Counsel for the Ministry of the Attorney General, Mr. Schultz, submitted that the July 3-7 restriction as it unfolded was warranted. He echoed Ms. Miltenburg’s submission that the elopement was one of the most serious breaches. He stated that it would have been irresponsible to allow increased privileges without the oversight of the treating physician. He supported a measured response.
Analysis and Conclusion
The Board carefully considered the Hospital Report and the evidence of Dr. Carefoot and unanimously finds that the decision to readmit Mr. Caron on June 5 to the most secure unit was necessary and appropriate and the least onerous and restrictive. Mr. Caron had eloped for three days after having been instructed to return to hospital to discuss a positive result on a drug screen. He missed three days of his anti-psychotic medication and while his psychotic symptoms did not seemingly re-emerge, he did experience what he referred to as “dark thoughts”. Upon his return, he was angry, defensive and at times, tearful. His affect was labile, and he did not initially accept a full dosage of his medication. On June 17, he was intimidating, irritable and lacking in insight. Dr. Carefoot reported receiving information that as late as June 23, Mr. Caron was not accepting full responsibility for the restriction and was attributing it to a false positive drug test, although that is no longer the case. These factors point to increased risk warranting the need to readmit him to a secure unit and stabilize him to ensure he regains insight into his illness and the need to comply with the terms of his disposition.
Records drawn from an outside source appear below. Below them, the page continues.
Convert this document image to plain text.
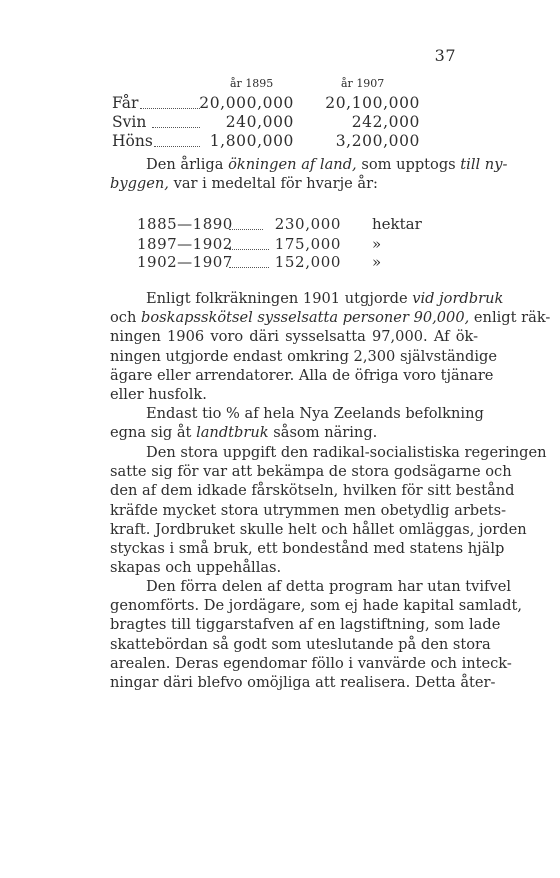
37
år 1895	år 1907
Får	20,000,000 20,100,000
Svin	240,000	242,000
Höns	1,800,000	3,200,000
Den årliga ökningen af land, som upptogs till ny-
byggen, var i medeltal för hvarje år:
1885—1890	230,000 hektar
1897—1902	175,000 »
1902—1907	152,000 »
Enligt folkräkningen 1901 utgjorde vid jordbruk
och boskapsskötsel sysselsatta personer 90,000, enligt räk-
ningen 1906 voro däri sysselsatta 97,000. Af ök-
ningen utgjorde endast omkring 2,300 självständige
ägare eller arrendatorer. Alla de öfriga voro tjänare
eller husfolk.
Endast tio % af hela Nya Zeelands befolkning
egna sig åt landtbruk såsom näring.
Den stora uppgift den radikal-socialistiska regeringen
satte sig för var att bekämpa de stora godsägarne och
den af dem idkade fårskötseln, hvilken för sitt bestånd
kräfde mycket stora utrymmen men obetydlig arbets-
kraft. Jordbruket skulle helt och hållet omläggas, jorden
styckas i små bruk, ett bondestånd med statens hjälp
skapas och uppehållas.
Den förra delen af detta program har utan tvifvel
genomförts. De jordägare, som ej hade kapital samladt,
bragtes till tiggarstafven af en lagstiftning, som lade
skattebördan så godt som uteslutande på den stora
arealen. Deras egendomar föllo i vanvärde och inteck-
ningar däri blefvo omöjliga att realisera. Detta åter-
Further, the Board agrees that the continued detention of Mr. Caron in the units he has been assigned to was and continues to be necessary and appropriate. We find that the hospital acted appropriately on July 3 in waiting one day for a bed to become available before transferring Mr. Caron to unit B4N, from unit B4S. While we acknowledge Ms. McMahon’s concerns regarding July 4 to 6, which we note was Friday to Sunday, given Mr. Caron’s background and the circumstances of his three-day elopement, as well as his mental status upon return and in the days following, we agree with the hospital that a cautious and measured approach was warranted.
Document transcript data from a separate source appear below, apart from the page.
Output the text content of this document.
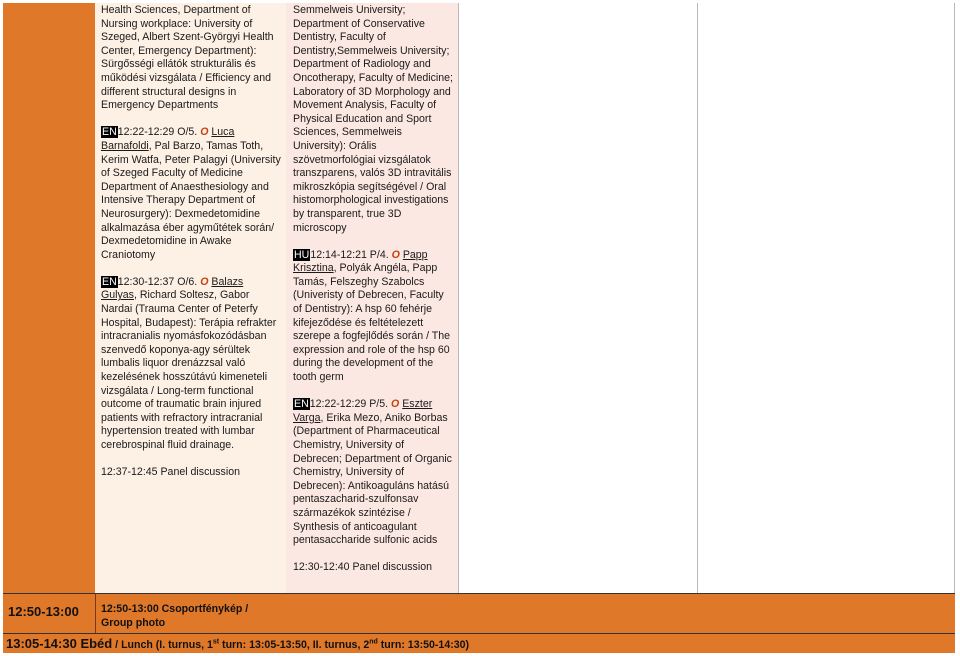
Health Sciences, Department of Nursing workplace: University of Szeged, Albert Szent-Györgyi Health Center, Emergency Department): Sürgősségi ellátók strukturális és működési vizsgálata / Efficiency and different structural designs in Emergency Departments

EN12:22-12:29 O/5. O Luca Barnafoldi, Pal Barzo, Tamas Toth, Kerim Watfa, Peter Palagyi (University of Szeged Faculty of Medicine Department of Anaesthesiology and Intensive Therapy Department of Neurosurgery): Dexmedetomidine alkalmazása éber agyműtétek során/ Dexmedetomidine in Awake Craniotomy

EN12:30-12:37 O/6. O Balazs Gulyas, Richard Soltesz, Gabor Nardai (Trauma Center of Peterfy Hospital, Budapest): Terápia refrakter intracranialis nyomásfokozódásban szenvedő koponya-agy sérültek lumbalis liquor drenázzsal való kezelésének hosszútávú kimeneteli vizsgálata / Long-term functional outcome of traumatic brain injured patients with refractory intracranial hypertension treated with lumbar cerebrospinal fluid drainage.

12:37-12:45 Panel discussion

Semmelweis University; Department of Conservative Dentistry, Faculty of Dentistry,Semmelweis University; Department of Radiology and Oncotherapy, Faculty of Medicine; Laboratory of 3D Morphology and Movement Analysis, Faculty of Physical Education and Sport Sciences, Semmelweis University): Orális szövetmorfológiai vizsgálatok transzparens, valós 3D intravitális mikroszkópia segítségével / Oral histomorphological investigations by transparent, true 3D microscopy

HU12:14-12:21 P/4. O Papp Krisztina, Polyák Angéla, Papp Tamás, Felszeghy Szabolcs (Univeristy of Debrecen, Faculty of Dentistry): A hsp 60 fehérje kifejeződése és feltételezett szerepe a fogfejlődés során / The expression and role of the hsp 60 during the development of the tooth germ

EN12:22-12:29 P/5. O Eszter Varga, Erika Mezo, Aniko Borbas (Department of Pharmaceutical Chemistry, University of Debrecen; Department of Organic Chemistry, University of Debrecen): Antikoaguláns hatású pentaszacharid-szulfonsav származékok szintézise / Synthesis of anticoagulant pentasaccharide sulfonic acids

12:30-12:40 Panel discussion

12:50-13:00 12:50-13:00 Csoportfénykép / Group photo
13:05-14:30 Ebéd / Lunch (I. turnus, 1st turn: 13:05-13:50, II. turnus, 2nd turn: 13:50-14:30)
In this case, it was important for Dr. Carefoot as his attending physician to make the decision about increasing his privileges. She was best positioned to assess his level of risk and determine the best course of action. We note that Mr. Caron was transferred to a less secure unit on July 4 and we acknowledge the hospital’s action in expediting Mr. Caron’s next case conference which may well expand his level of privileges further.
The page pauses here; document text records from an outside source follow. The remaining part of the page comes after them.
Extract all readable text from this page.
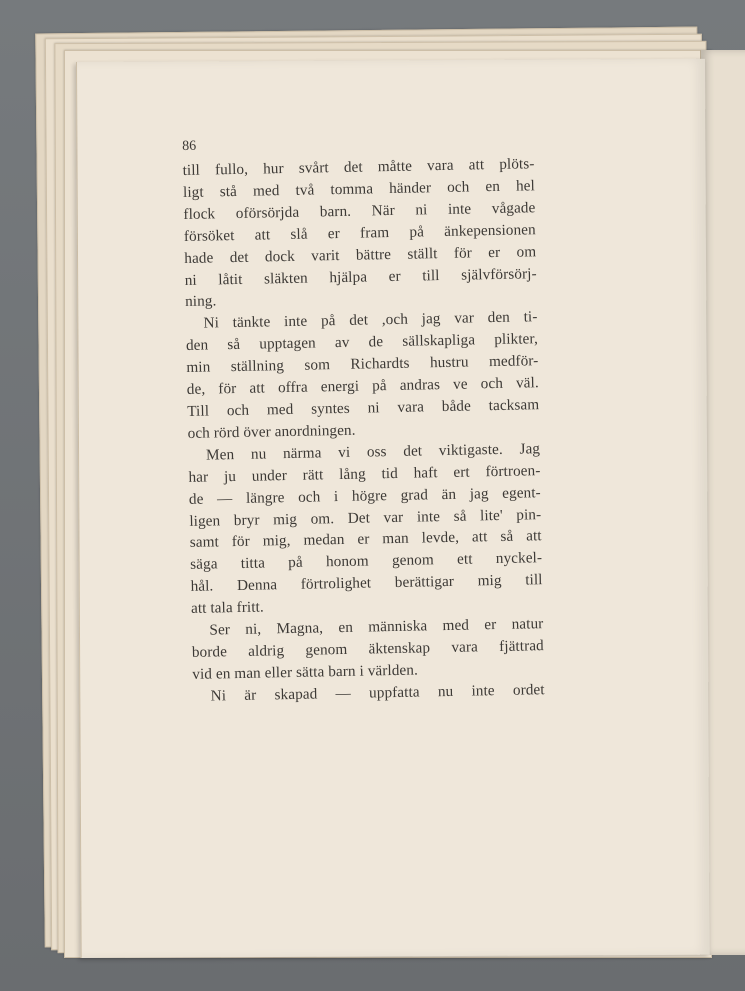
86
till fullo, hur svårt det måtte vara att plöts-
ligt stå med två tomma händer och en hel
flock oförsörjda barn. När ni inte vågade
försöket att slå er fram på änkepensionen
hade det dock varit bättre ställt för er om
ni låtit släkten hjälpa er till självförsörj-
ning.
Ni tänkte inte på det ,och jag var den ti-
den så upptagen av de sällskapliga plikter,
min ställning som Richardts hustru medför-
de, för att offra energi på andras ve och väl.
Till och med syntes ni vara både tacksam
och rörd över anordningen.
Men nu närma vi oss det viktigaste. Jag
har ju under rätt lång tid haft ert förtroen-
de — längre och i högre grad än jag egent-
ligen bryr mig om. Det var inte så lite' pin-
samt för mig, medan er man levde, att så att
säga titta på honom genom ett nyckel-
hål. Denna förtrolighet berättigar mig till
att tala fritt.
Ser ni, Magna, en människa med er natur
borde aldrig genom äktenskap vara fjättrad
vid en man eller sätta barn i världen.
Ni är skapad — uppfatta nu inte ordet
In conclusion, the Board finds that the significant increase in the restrictions on Mr. Caron’s liberty by his readmission to the hospital’s high secure unit on June 5, was necessary and appropriate, and represented the least onerous and least restrictive response available to the hospital. Likewise, his continued restrictions as of the date of this hearing remain necessary and appropriate and the least onerous and least restrictive.
DATED this 5th day of August, 2025, at the City of Toronto, in the Region of Toronto.